The Daily S&P 500 Emini chart
- The market traded higher on Wednesday in a 7-bar bull microchannel. Thursday formed an outside bear bar but there was no follow-through selling. Friday made a new all-time high but reversed to close off its high.
- Last week, we said that odds continue to slightly favor sideways to up. If the market continues up in a vertical type of trading in the weeks ahead, traders should be prepared for a buy climax followed by a couple of weeks of pullback.
- So far, the move up since July 1 has the appearance of a buy climax.
- The bears want a reversal from a higher high major trend reversal and a large wedge pattern (Jul 27, Mar 21 and Jul 12).
- They want a reversal from a wedge in the current leg up (May 23, Jun 28, and Jul 12) and from a final flag pattern (starting from the second half of Jun).
- They want a two-legged pullback lasting at least a few weeks.
- At the very least, they want a retest of the April 19 low, even if it only forms a higher low.
- The problem with the Bears case is that they have not yet been able to create consecutive bar bars with follow-through selling.
- They need to create consecutive bear bars closing near their lows with follow-through selling to increase the odds of a deeper pullback.

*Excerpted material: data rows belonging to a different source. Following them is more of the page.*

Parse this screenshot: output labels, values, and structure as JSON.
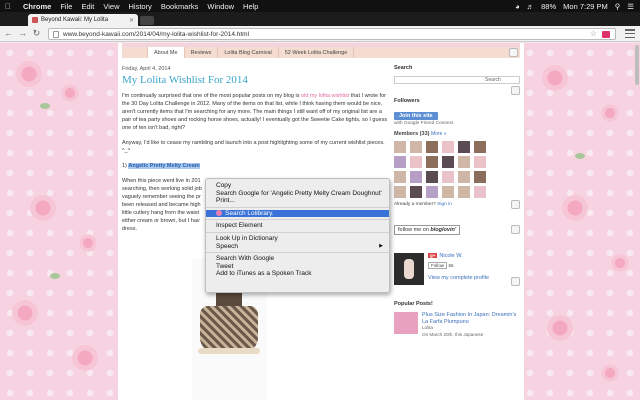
{
  "menubar": {
    "app": "Chrome",
    "items": [
      "File",
      "Edit",
      "View",
      "History",
      "Bookmarks",
      "Window",
      "Help"
    ],
    "battery": "88%",
    "clock": "Mon 7:29 PM"
  },
  "browser": {
    "tab_title": "Beyond Kawaii: My Lolita",
    "url": "www.beyond-kawaii.com/2014/04/my-lolita-wishlist-for-2014.html"
  },
  "blog": {
    "nav": [
      "",
      "About Me",
      "Reviews",
      "Lolita Blog Carnival",
      "52 Week Lolita Challenge"
    ],
    "post": {
      "date": "Friday, April 4, 2014",
      "title": "My Lolita Wishlist For 2014",
      "p1_a": "I'm continually surprised that one of the most popular posts on my blog is ",
      "p1_link": "old my lolita wishlist",
      "p1_b": " that I wrote for the 30 Day Lolita Challenge in 2012. Many of the items on that list, while I think having them would be nice, aren't currently items that I'm searching for any more. The main things I still want off of my original list are a pair of tea party shoes and rocking horse shoes, actually! I eventually got the Sweetie Cake tights, so I guess one of ten isn't bad, right?",
      "p2": "Anyway, I'd like to cease my rambling and launch into a post highlighting some of my current wishlist pieces. ^_^",
      "item_num": "1) ",
      "item_selected": "Angelic Pretty Melty Cream",
      "p3_lines": [
        "When this piece went live in 201",
        "searching, then working solid job",
        "vaguely remember seeing the pr",
        "been released and became high",
        "little cutlery hang from the waist",
        "either cream or brown, but I hav",
        "dress."
      ]
    },
    "sidebar": {
      "search_heading": "Search",
      "search_button": "Search",
      "followers_heading": "Followers",
      "join_label": "Join this site",
      "gfc_text": "with Google Friend Connect",
      "members_heading": "Members (33)",
      "members_more": "More »",
      "already_member": "Already a member?",
      "sign_in": "Sign in",
      "bloglovin_prefix": "follow me on",
      "bloglovin_brand": "bloglovin'",
      "profile_name": "Nicole W.",
      "gplus_badge": "g+",
      "follow_label": "Follow",
      "follow_count": "55",
      "view_profile": "View my complete profile",
      "popular_heading": "Popular Posts!",
      "popular_title": "Plus Size Fashion In Japan: Dreamin's La Farfa Plumpuno",
      "popular_excerpt_1": "Lolita",
      "popular_excerpt_2": "On March 20th, this Japanese"
    }
  },
  "context_menu": {
    "items": [
      {
        "label": "Copy",
        "group": 1
      },
      {
        "label": "Search Google for 'Angelic Pretty Melty Cream Doughnut'",
        "group": 1
      },
      {
        "label": "Print...",
        "group": 1
      },
      {
        "label": "Search Lolibrary.",
        "group": 2,
        "highlighted": true,
        "icon": "lolibrary-icon"
      },
      {
        "label": "Inspect Element",
        "group": 3
      },
      {
        "label": "Look Up in Dictionary",
        "group": 4
      },
      {
        "label": "Speech",
        "group": 4,
        "submenu": true
      },
      {
        "label": "Search With Google",
        "group": 5
      },
      {
        "label": "Tweet",
        "group": 5
      },
      {
        "label": "Add to iTunes as a Spoken Track",
        "group": 5
      }
    ]
  },
  "colors": {
    "title_blue": "#3aa4c9",
    "link_pink": "#e06aa0",
    "menu_highlight": "#3a73d8",
    "join_blue": "#5d8ed4"
  }
}
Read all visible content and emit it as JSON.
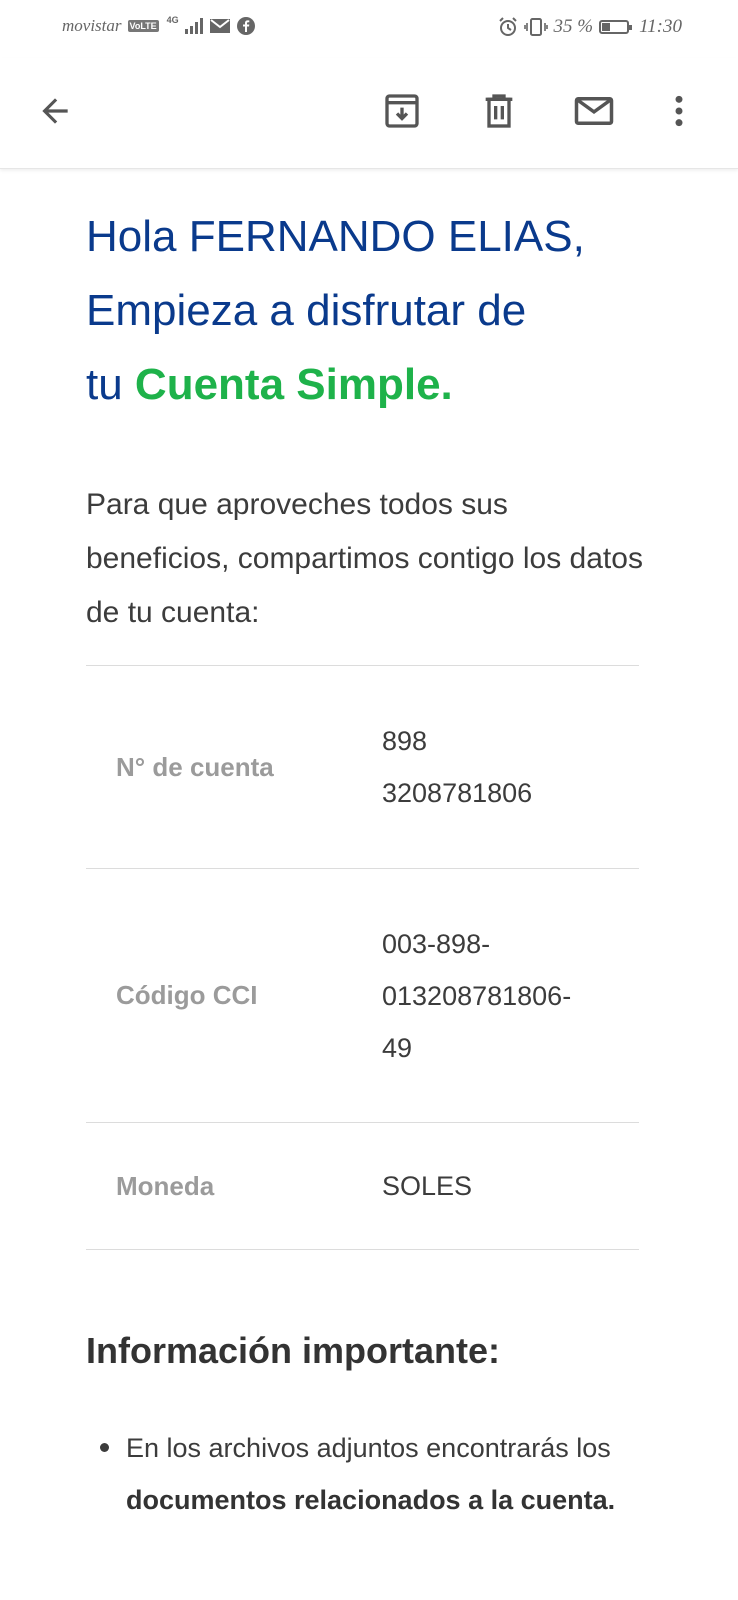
{
  "status_bar": {
    "carrier": "movistar",
    "volte": "VoLTE",
    "network": "4G",
    "battery_text": "35 %",
    "battery_level": 0.35,
    "time": "11:30"
  },
  "app_bar": {
    "icons": [
      "back-arrow-icon",
      "archive-icon",
      "delete-icon",
      "mark-unread-icon",
      "more-vert-icon"
    ]
  },
  "email": {
    "greeting_line1": "Hola FERNANDO ELIAS,",
    "greeting_line2": "Empieza a disfrutar de",
    "greeting_line3_prefix": "tu ",
    "greeting_accent": "Cuenta Simple.",
    "accent_color": "#1eb24a",
    "title_color": "#0a3a8c",
    "intro": "Para que aproveches todos sus beneficios, compartimos contigo los datos de tu cuenta:",
    "account_rows": [
      {
        "label": "N° de cuenta",
        "value_lines": [
          "898",
          "3208781806"
        ]
      },
      {
        "label": "Código CCI",
        "value_lines": [
          "003-898-",
          "013208781806-",
          "49"
        ]
      },
      {
        "label": "Moneda",
        "value_lines": [
          "SOLES"
        ]
      }
    ],
    "info_title": "Información importante:",
    "info_items": [
      {
        "prefix": "En los archivos adjuntos encontrarás los ",
        "bold": "documentos relacionados a la cuenta."
      }
    ]
  }
}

- The bulls hope that the current rally will form a spike and (broader) channel which will last for many months.
- They got another strong leg up creating a wedge pattern in the current leg (May 23, Jun 28, and Jul 12).
- If a pullback forms, they want a reversal from a double bottom bull flag (with either May 31 or April 19 lows) and a higher low, followed by a resumption of the broad bull channel.
- They want the 20-day EMA or the bull trend line to act as support.
- So far, the market continues to trade sideways to up with not much selling pressure. The market remains Always In Long.
- Until the bears start creating strong bear bars with follow-through selling, traders will not be willing to sell aggressively.
- The market appears to be moving up in a vertical type of trading with very little selling pressure (buy climax).
- However, the move is becoming slightly climactic and overbought. The odds of at least a small pullback are increasing.
- If there is a pullback, traders will see the strength of the pullback. If it is sideways with poor follow-through selling, the odds of another leg higher will increase.
- If instead, the bears start getting big consecutive bear bars closing near their lows, it would likely signal the start of a two-legged sideways-to-down pullback phase.
- Traders will be watching for signs of unsustainable behaviours such as:
- Big consecutive bull bars closing near their highs late in a trend, or;
- Bull microchannel (or tight bull channel) which is losing momentum (moving more sideways instead of up).
- For now, traders will see if the bulls can continue to create more follow-through buying or will the market form a minor pullback.
- Sometimes, a buy climax can last slightly longer than traders expect it to.